Tuesday, March 19, 2013

A Serious Subject Deserves a Serious Presentation.

Driving around town, as I do so much for my job, I see a lot of church signs. Some are pretty plain with worship times or an announcement. Some are quite encouraging and biblical. Many, however, are bad.  And some are really bad.

Now, I am not talking Michael Jackson bad, where "bad" means "good" and "good" means "good" but not as good as "bad" is good, Michael Jackson "bad" that is.  No, I mean bad. Old school, definition number one bad.  There are a couple of categories of bad church signs that we can see.

1. Head-Turners.  These are the signs that need paragraphs and/or a degree in Church Signology to understand. They require an extended time to read and, while driving down a road, this can be a bad(bad "bad") thing.

2. Head-Scratchers. These are signs that make little-to-no sense to anyone other than the person who put it up(if them, even).  Pith has been substituted for clarity and/or the abbreviations/textese is indiscernible to the average person.

But the baddest of the bad are the third.
3. Head-slammers. These are the ones that fill you with an unhealthy desire to slam your head and the author's head into the steering wheel of your car.

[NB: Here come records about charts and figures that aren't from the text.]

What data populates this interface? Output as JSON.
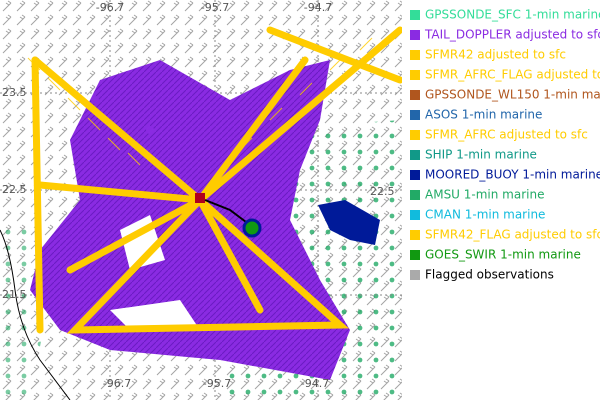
{
  "map": {
    "lon_labels_top": [
      "-96.7",
      "-95.7",
      "-94.7"
    ],
    "lat_labels_left": [
      "23.5",
      "22.5",
      "21.5"
    ],
    "lat_labels_right": [
      "22.5"
    ],
    "lon_labels_bottom": [
      "-96.7",
      "-95.7",
      "-94.7"
    ]
  },
  "legend": {
    "items": [
      {
        "label": "GPSSONDE_SFC 1-min marine",
        "color": "#33dd99"
      },
      {
        "label": "TAIL_DOPPLER adjusted to sfc",
        "color": "#8a2be2"
      },
      {
        "label": "SFMR42 adjusted to sfc",
        "color": "#ffcc00"
      },
      {
        "label": "SFMR_AFRC_FLAG adjusted to",
        "color": "#ffcc00"
      },
      {
        "label": "GPSSONDE_WL150 1-min marine",
        "color": "#b0561e"
      },
      {
        "label": "ASOS 1-min marine",
        "color": "#2266aa"
      },
      {
        "label": "SFMR_AFRC adjusted to sfc",
        "color": "#ffcc00"
      },
      {
        "label": "SHIP 1-min marine",
        "color": "#119988"
      },
      {
        "label": "MOORED_BUOY 1-min marine",
        "color": "#001a99"
      },
      {
        "label": "AMSU 1-min marine",
        "color": "#22aa66"
      },
      {
        "label": "CMAN 1-min marine",
        "color": "#11bbdd"
      },
      {
        "label": "SFMR42_FLAG adjusted to sfc",
        "color": "#ffcc00"
      },
      {
        "label": "GOES_SWIR 1-min marine",
        "color": "#119911"
      },
      {
        "label": "Flagged observations",
        "color": "#aaaaaa"
      }
    ]
  }
}
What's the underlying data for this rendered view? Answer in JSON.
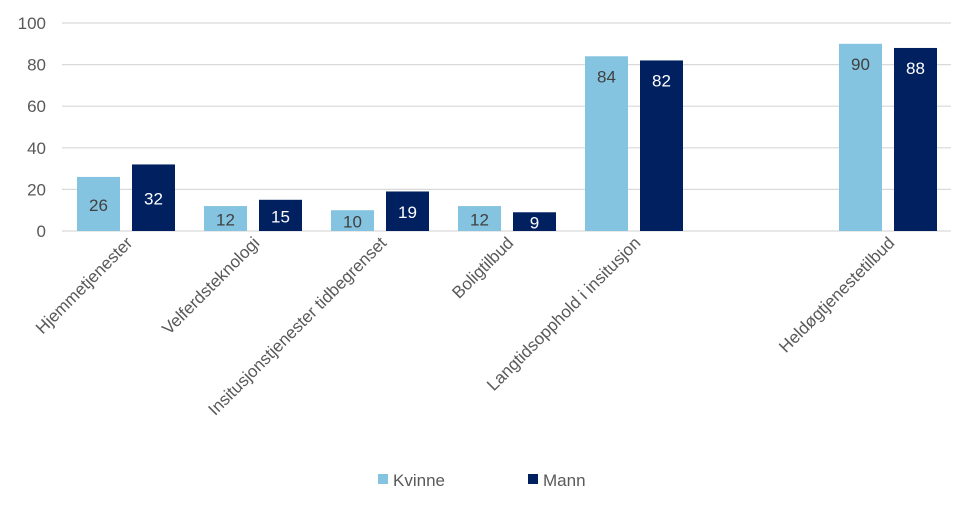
{
  "chart_data": {
    "type": "bar",
    "categories": [
      "Hjemmetjenester",
      "Velferdsteknologi",
      "Insitusjonstjenester tidbegrenset",
      "Boligtilbud",
      "Langtidsopphold i insitusjon",
      "",
      "Heldøgtjenestetilbud"
    ],
    "series": [
      {
        "name": "Kvinne",
        "color": "#85C4E0",
        "values": [
          26,
          12,
          10,
          12,
          84,
          null,
          90
        ]
      },
      {
        "name": "Mann",
        "color": "#002060",
        "values": [
          32,
          15,
          19,
          9,
          82,
          null,
          88
        ]
      }
    ],
    "ylim": [
      0,
      100
    ],
    "yticks": [
      "0",
      "20",
      "40",
      "60",
      "80",
      "100"
    ],
    "grid": true,
    "legend": "bottom",
    "title": "",
    "xlabel": "",
    "ylabel": ""
  }
}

I encountered one of these in Denison for a couple of weeks now. It reads "Where will you spend eternity? Smoking or Non-smoking?"  In fairness, this pithy little ditty has made it's way onto numerous cars that I have seen via chain Christian retail stores and their wide assortment of obnoxious bumper stickers. So I do not want to pin this church sign engineer with being the progenitor of this gem. But as I encountered this statement it made me realize how much we say when we say things and how our words are a window into our beliefs. For out of the overflow of the heart, the mouth speaks.

What stood out to me about the sign is the lack of gravity and seriousness about hell that the sign conveys. To take a topic and treat it in such a flippant manner conveys one of two things, if not both.

1. We don't believe the Bible about hell.  To be so careless about how we handle such a grave topic may simply indicate we do not believe it to be such a grave topic.

When Rob Bell penned "Love Wins"(his controversial book on the topic of hell in which he affirmed a slight variation of traditional universalism and denied the historical orthodox understanding of hell) Bell separated himself from biblical, orthodox, Christian theology, but I do not believe he separated himself very far from the genuine heart beliefs of many who would consider and call themselves evangelical Christians. Putting aside any initial negative reaction due to the aspect of tradition and culture, I believe many would see little issue with Bell's take on eternity.  And even for those who could never mentally affirm a denial of the Bible's teaching on hell, a flippant attitude like the one expressed in the church sign shows that in practice at least, the denial exists.

What makes me believe this to be true?  I have a difficult time thinking we could genuinely believe what the Bible teaches about hell and be so lighthearted about it. The Bible teaches of hell being a place of torment, darkness, weeping and gnashing of teeth. It is hell, literally. Chan and Sprinkle do a great job addressing Bell and the topic of hell in their book, but suffice it to say that hell is a place of unimaginable horror. Not necessarily something to treat as if it is nothing.

So what if our theology is correct and we still do not see any need to treat this subject with any gravity. That situation could indicate and even greater issue. If the head is not the issue then it's probably the heart.

2. We don't genuinely care about the eternity of those who are rejecting God.

When Jesus looked over Jerusalem as He was approaching the cross He wept over them.  He lamented the fact that these people had and would reject Him and was deeply saddened that they did not submit themselves to Him as their Shepherd.  When Paul spoke of his kinsmen who were apart from Christ he spoke of how greatly he desired their salvation...to the point where he would sacrifice his own salvation if it meant the salvation of the Jewish people.

If we believe the Bible to be telling the truth about hell and still do not see it as an issue of any import, then probably we just do not care about those who will endure the eternity of judgment.  I am all for humor. I see much benefit to a proper use of humor/sarcasm/lightheartedness. But there are some situations where humor is always inappropriate and where it conveys an apathy towards the subject.

We all would be offended if we knew of a doctor who went to deliver the news of a child's death to worrying parents and he started off with a hand-buzzer and a knock-knock joke. Some events, some issues warrant a seriousness that is contrary to pithy humor, puns and one-liners. And as serious as the death of a child is, the eternal damnation of a person is infinitely more serious.

We need to treat the reality of hell as reality. And we need to treat this grave reality as a grave reality.  This is a situation where Christians need to be heralds, not jesters. We bring the news that through the finished work of Jesus Christ, by taking the wrath of God upon Himself on the cross and rising from the dead, a man can escape the eternal condemnation of God.  This might not have the brevity to fit on a church sign, but it is the message that needs to be heard.